Mehmet Eroğlu'nun Fay Kırığı üçlemesinin sabırsızlıkla beklenen son kitabı Rojin, ülkemizin Güney Doğu Anadolu gerçeğini, Türkiye Cumhuriyeti asteğmeni Mehmet ve PKK militanı Zeynep ( kod adı : Rojin) açısından, iki ayrı cepheden dile getiriyor. Mehmet askerlikte, türlü zorlukları, birlikte yaşamaya bazen tahammül bile edemediği dönem arkadaşlarıyla paylaşırken geçmişinde onu derinden yaralayan sevgilisi Aslı ile iç hesaplaşmalarını tamamlar. Rojin ise, kendini herşeyin üstünde gören edebiyatçı sevgilisi Nusret'e nispet olarak dağa çıkmıştır. Kendi gibi orada olan kadınların çoğu, Kürt sorunu için savaşmaya hep aile şartları ve büyük olasılıkla bir erkek sebebiyle çıkmıştır. Her iki taraf da ölümü iliklerinde hisseder. Mehmet, ülkesinin bölünmemesi için savaşırken Rojin ve arkadaşları, aslında temelinde Güney Doğu köylüsünün ayaklanmasını barındıran mücadelerini devrimleştirmeye çalışırlar. 
Kış şartları, kaybedilenler, her iki tarafı da derinden sarsar. Normal bir hayat, ölmek endişesi ve ölüm korkusu olmasan yaşamak nasıldır unuturlar... Dünyanın en sıradışı işi olan savaşmak nasıl gündelik hayatın bir parçası olabilir? Adam öldürmek, bu kadar basit midir? İnsan nasıl eski haline geri dönebilir?
"Rojin", son derece tarafsız olarak yazılmış bir Güney Doğu gerçeği... Birçok noktada ünlü yazarların, ünlü edebi eserlerin parçalarıyla çeşnilendirilmiş, biraz karanlık bir roman... Ağır tempoda, sıkılmadan, çok hareket beklemeden okumak lazım...
 "Tanrı, insanın ölümle uzlaşma arzusunun sonucudur. Ölümlü insanın ölümsüzlük düşü... Şöyle de diyebilriz: İnsan, Tanrı'yı yaratıp ona ölümsüzlük verdi. Tanrı da ona ölümden geri gelme umudunu..."  Tanrı olgusu felsefi olarak bu kadar mı güzel anlatılır...
Eğer savaşı unutabiliyorsa, insan her şeyi unutabilir...




12 Kasım 2013

Hemingway & Gellhorn


2012 yılında çevrilen "Hemingway&Gellhorn", Ernest Hemingway'in (Clive Oven) ve üçüncü eşi gazeteci Martha Gellhorn'un (Nicole Kidman) hikayesini anlatıyor.

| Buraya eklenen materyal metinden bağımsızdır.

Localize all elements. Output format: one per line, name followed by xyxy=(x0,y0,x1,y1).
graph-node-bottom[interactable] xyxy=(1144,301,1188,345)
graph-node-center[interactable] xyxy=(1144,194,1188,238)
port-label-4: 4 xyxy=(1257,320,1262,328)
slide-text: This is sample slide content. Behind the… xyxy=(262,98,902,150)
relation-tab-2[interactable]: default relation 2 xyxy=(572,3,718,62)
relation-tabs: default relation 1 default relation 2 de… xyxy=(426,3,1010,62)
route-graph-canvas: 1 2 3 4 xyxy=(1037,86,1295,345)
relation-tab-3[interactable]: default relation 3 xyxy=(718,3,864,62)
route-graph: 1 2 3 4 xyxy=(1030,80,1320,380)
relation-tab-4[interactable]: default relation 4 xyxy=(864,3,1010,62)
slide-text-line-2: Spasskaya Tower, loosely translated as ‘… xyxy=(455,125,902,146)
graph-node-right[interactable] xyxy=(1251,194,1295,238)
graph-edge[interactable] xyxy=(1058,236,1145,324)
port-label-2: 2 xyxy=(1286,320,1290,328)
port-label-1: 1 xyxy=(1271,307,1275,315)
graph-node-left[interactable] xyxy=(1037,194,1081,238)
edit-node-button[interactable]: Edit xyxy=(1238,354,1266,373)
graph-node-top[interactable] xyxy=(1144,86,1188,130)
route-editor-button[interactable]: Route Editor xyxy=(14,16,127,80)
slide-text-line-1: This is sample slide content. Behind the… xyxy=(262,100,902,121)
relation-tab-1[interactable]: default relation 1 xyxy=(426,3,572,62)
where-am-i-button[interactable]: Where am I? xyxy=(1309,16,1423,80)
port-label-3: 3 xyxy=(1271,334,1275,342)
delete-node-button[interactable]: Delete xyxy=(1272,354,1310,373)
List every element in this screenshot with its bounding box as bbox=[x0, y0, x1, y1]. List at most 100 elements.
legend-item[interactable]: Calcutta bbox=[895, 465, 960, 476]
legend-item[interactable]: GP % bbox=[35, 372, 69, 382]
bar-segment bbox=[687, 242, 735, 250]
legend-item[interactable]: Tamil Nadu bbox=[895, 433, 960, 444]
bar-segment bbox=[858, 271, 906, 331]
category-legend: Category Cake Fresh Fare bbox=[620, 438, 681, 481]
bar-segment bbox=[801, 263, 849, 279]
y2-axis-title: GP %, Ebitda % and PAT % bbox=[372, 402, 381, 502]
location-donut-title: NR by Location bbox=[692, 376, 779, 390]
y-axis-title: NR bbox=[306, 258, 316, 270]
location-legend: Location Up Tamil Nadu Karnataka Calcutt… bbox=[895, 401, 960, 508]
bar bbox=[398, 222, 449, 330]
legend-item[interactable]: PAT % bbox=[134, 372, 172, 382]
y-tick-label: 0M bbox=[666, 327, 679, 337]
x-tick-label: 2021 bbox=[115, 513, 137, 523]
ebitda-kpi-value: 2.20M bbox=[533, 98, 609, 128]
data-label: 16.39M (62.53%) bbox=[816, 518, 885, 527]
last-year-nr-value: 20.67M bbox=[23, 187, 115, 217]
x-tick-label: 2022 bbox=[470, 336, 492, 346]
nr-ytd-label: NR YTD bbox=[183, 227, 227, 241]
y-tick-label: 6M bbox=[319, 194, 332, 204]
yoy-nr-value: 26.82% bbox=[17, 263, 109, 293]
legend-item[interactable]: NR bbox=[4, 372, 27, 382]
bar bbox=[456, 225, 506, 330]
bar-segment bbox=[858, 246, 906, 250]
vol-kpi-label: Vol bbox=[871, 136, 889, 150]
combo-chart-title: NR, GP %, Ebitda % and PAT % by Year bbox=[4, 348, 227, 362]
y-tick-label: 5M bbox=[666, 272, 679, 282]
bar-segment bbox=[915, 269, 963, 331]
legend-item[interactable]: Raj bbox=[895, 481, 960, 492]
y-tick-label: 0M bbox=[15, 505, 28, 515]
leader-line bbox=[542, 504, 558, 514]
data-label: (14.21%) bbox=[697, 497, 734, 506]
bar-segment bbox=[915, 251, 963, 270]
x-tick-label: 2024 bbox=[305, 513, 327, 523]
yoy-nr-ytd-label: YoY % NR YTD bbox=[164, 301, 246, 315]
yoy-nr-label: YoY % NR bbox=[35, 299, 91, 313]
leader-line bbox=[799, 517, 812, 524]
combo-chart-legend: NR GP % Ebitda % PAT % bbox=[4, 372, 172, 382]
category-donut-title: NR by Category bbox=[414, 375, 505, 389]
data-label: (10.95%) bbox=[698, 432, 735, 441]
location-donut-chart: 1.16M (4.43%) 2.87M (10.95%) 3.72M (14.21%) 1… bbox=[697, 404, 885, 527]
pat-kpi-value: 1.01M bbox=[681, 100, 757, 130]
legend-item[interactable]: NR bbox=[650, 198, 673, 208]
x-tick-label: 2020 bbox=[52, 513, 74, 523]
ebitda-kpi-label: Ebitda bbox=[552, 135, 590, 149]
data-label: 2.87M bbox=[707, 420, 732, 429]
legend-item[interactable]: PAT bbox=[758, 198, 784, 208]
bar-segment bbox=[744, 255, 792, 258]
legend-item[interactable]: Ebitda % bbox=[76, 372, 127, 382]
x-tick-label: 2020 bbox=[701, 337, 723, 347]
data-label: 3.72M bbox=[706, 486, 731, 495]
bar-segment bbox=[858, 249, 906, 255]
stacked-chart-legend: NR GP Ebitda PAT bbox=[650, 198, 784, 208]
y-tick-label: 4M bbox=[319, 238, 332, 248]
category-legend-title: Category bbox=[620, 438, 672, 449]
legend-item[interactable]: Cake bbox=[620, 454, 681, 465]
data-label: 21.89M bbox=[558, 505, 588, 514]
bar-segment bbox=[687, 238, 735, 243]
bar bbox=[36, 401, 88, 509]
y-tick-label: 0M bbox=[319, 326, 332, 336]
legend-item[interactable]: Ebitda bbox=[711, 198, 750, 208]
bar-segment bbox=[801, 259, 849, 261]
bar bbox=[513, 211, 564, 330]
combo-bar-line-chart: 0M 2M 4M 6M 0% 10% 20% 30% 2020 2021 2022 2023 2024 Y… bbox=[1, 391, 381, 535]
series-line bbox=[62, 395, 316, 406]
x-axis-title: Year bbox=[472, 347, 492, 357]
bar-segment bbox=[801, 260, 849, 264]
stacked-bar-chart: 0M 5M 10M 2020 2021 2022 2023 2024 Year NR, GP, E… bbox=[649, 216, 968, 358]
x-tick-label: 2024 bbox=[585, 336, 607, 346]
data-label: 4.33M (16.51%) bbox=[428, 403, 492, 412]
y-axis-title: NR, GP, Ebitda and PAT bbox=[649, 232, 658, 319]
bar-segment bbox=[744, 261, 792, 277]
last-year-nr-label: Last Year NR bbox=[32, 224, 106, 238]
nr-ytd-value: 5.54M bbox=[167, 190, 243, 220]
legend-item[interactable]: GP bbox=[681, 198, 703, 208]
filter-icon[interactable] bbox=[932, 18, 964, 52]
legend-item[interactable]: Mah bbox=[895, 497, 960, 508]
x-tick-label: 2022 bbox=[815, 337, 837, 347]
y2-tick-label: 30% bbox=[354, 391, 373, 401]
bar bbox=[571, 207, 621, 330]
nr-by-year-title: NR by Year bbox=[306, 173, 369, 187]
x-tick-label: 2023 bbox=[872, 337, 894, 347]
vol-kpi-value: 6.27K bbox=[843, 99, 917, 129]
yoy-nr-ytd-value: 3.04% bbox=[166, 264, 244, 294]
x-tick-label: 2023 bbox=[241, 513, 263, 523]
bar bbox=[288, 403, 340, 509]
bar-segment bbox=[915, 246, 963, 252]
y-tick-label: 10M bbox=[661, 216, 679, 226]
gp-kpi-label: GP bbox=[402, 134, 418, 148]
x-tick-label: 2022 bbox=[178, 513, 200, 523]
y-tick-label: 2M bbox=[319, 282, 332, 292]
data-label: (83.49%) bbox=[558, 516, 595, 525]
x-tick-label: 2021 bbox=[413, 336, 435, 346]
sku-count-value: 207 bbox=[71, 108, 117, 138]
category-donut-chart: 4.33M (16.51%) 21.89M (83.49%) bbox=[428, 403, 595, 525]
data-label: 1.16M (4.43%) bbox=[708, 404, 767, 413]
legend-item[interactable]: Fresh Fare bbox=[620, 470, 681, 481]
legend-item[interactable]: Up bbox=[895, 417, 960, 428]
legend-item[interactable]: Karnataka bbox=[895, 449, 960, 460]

Amerikalı Martha Ellis Gellhorn (1908 – 1998) yazar ve gazeteci kimliğiyle London Daily Telegraph adına çalışmaktadır. Çift, 1936 yılında, Florida'da bir barda tanışır. Ardından kendilerini İspanya iç savaşının içinde bulurlar. Aynı otelin aynı katında kalan çift, şiddetli bir bombardıman sonrası kendilerini şiddetli bir aşkın içinde bulurlar. 1939 yılına kadar İspanya'da kalan çift, 1940 yılında Hemingway'in ikinci eşinden boşanmasıyla birlikte evlenir. Gellhorn'un işi konusundaki titizliği aralarındaki çatışmaların başlangıçını oluşturur. Çift, 1945 yılında ayrılır; boşanmak isteyen taraf Gellhorn'dur ve bu, Hemingway'in hayatında bir ilktir. 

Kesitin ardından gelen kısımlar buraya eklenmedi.